È in questo quadro generale che va situata l’attuale sollecitazione delle neuroscienze: con la loro attenzione all’inventività del vivente, esse ricordano che non c’è manifestazione umana che non possa essere considerata come un modo della percezione attiva e del confronto anticipante con un contesto problematico complesso. Esse stimolano così la trasmissione culturale a restare prossima al carattere intrinsecamente corporeo delle esperienze di volta in volta tematizzate, domandando una rinnovata attenzione all’insieme dei modi in cui esse ricodificano simbolicamente l’avventura percettiva, motoria, kinestetica del vivente e invitando a una più acuta consapevolezza del fatto che una effettiva comunicazione dei loro nuclei innovativi è legata alla presentificazione di tali modalità.
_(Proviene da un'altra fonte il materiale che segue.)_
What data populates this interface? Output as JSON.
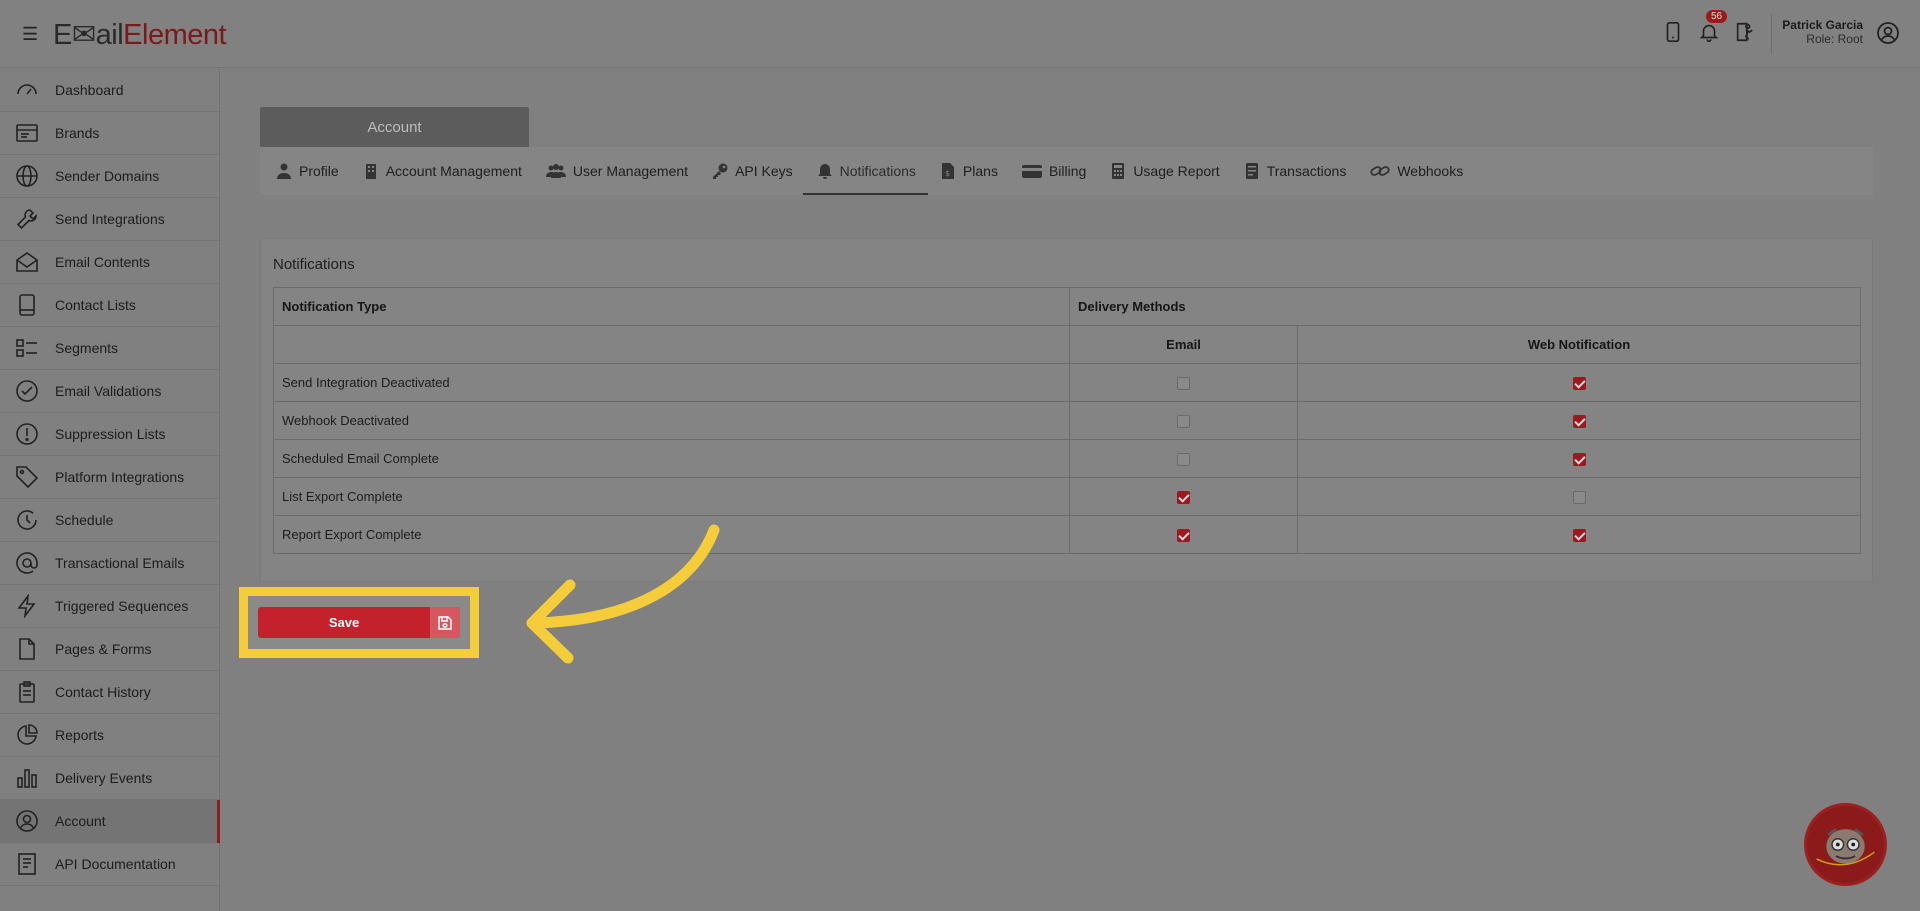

In questo senso, non è così sorprendente che le ricerche sui neuroni specchio, sulla psicomotricità, sull’espressività corporea, sulle base neurali della scelta e della decisione paiano confermare alcune delle maggiori proposte teoriche delle cosiddette “scienze dell’educazione” contemporanee. Non solo, evidentemente, i concetti di assimilazione, accomodamento e adattamento, l’approccio multisensoriale, il tema dell’interazione dinamica con l’ambiente fisico, sociale ed emotivo o quello dell’importanza dei gruppi eterogenei, ma anzitutto la centralità dell’articolazione narrativa dell’insegnamento. Nella misura in cui aggregano una serie di prassi da ribadire, e si fanno così portatori dell'informazione non-genetica che ci è indispensabile per sopravvivere, i procedimenti narrativi forti sono in diretto rapporto con la nostra speciazione. Volendo ricorrere a una formula di Bruner, la comunicazione, in parallelo, della tradizione e dell’innovazione, nella misura in cui intende trasmettere la logica della semplificazione della complessità (e farlo dandosi essa stessa come una forma di affrontamento del complesso), richiede che venga promossa un’immagine della cultura in quanto «storia degli esseri umani che superano le idee ricevute», e che in base a tale immagine sia possibile costruire sequenze di eventi latrici di significato. Sequenze, cioè, che lascino emergere le linee essenziali del tentativo permanente di trasformare in problemi le complessità più intrattabili. Il dialogo tra la riflessione sull’apprendimento e i saperi cognitivi pare confermare l’opportunità di avvalersi di prassi di chiarificazione narrativa in cui la ricostituzione di ciò che ha prodotto il presente possa condurre a una possibile semplificazione della complessità delle emergenze di volta in volta attuali. La narrazione del passato può permettere quella di quanto è vigente, dando così luogo a una sorta di traduzione della complessità “reticolare”, “sistemica”, “caotica” in una più trattabile multidimensionalità, in grado di porre le condizioni per il racconto di un futuro pragmaticamente perseguibile.